Context Is Not Memory

Developers routinely confuse context with memory. They are not the same thing.

Memory implies persistence. Something stored, retrievable, updated over time. A context window is none of these. It is a snapshot — a fixed slice of tokens the model attends to during a single forward pass. When the call ends, it is gone.

This matters because it changes what you should build.

If you treat a long context window as memory, you build systems that silently fail. The model appears to "remember" across turns — until it does not. Until the conversation grows long enough, or the chunk you needed fell outside the window.

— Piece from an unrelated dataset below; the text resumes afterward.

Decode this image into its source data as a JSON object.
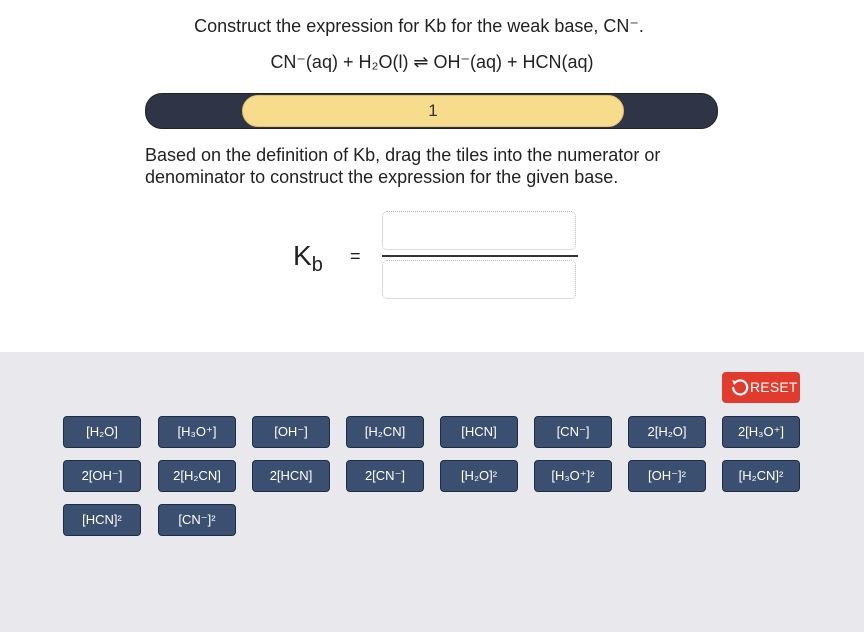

The correct mental model: the context window is a desk, not a filing cabinet. Everything the model knows during inference must be placed on that desk before it reasons. You decide what goes on the desk. That is the job.

This reframes the engineering problem:

Retrieval is not optional. It is how you manage what gets placed on the desk.
Summarization is not a convenience. It is how you reclaim desk space.
Long contexts slow inference. Every token attends to every other token. Attention is quadratic.

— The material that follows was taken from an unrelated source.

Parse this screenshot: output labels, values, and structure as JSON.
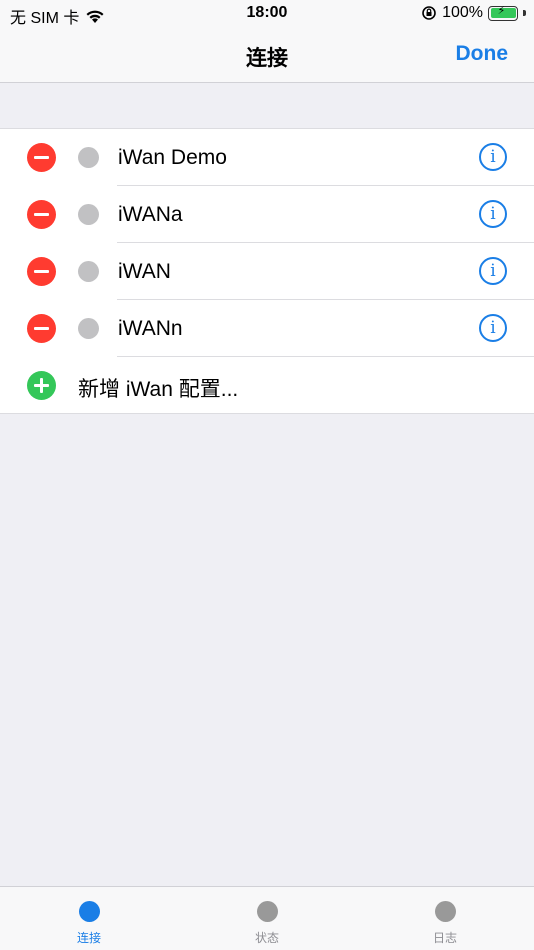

The models are getting better at using long contexts efficiently. But the ceiling on what fits — and what the model actually attends to within that context — is not solved. Important information buried in the middle of a 128K context is not guaranteed attention. This is called lost-in-the-middle, and it is a documented failure mode.

Build as if context is scarce, even when it is not. The discipline makes your system faster, more predictable, and easier to debug.

The desk metaphor holds: a cluttered desk slows thinking. So does a cluttered context.

References

Liu, N.F., Lin, K., Hewitt, J., Paranjape, A., Bevilacqua, M., Petroni, F., & Liang, P. (2023). "Lost in the Middle: How Language Models Use Long Contexts." Transactions of the Association for Computational Linguistics, 12, 157-173. https://arxiv.org/abs/2307.03172
Vaswani, A., Shazeer, N., Parmar, N., Uszkoreit, J., Jones, L., Gomez, A.N., Kaiser, L., & Polosukhin, I. (2017). "Attention Is All You Need." NeurIPS 2017. https://arxiv.org/abs/1706.03762
Anthropic. (2024). "Long Context Prompting for Claude." Anthropic Documentation.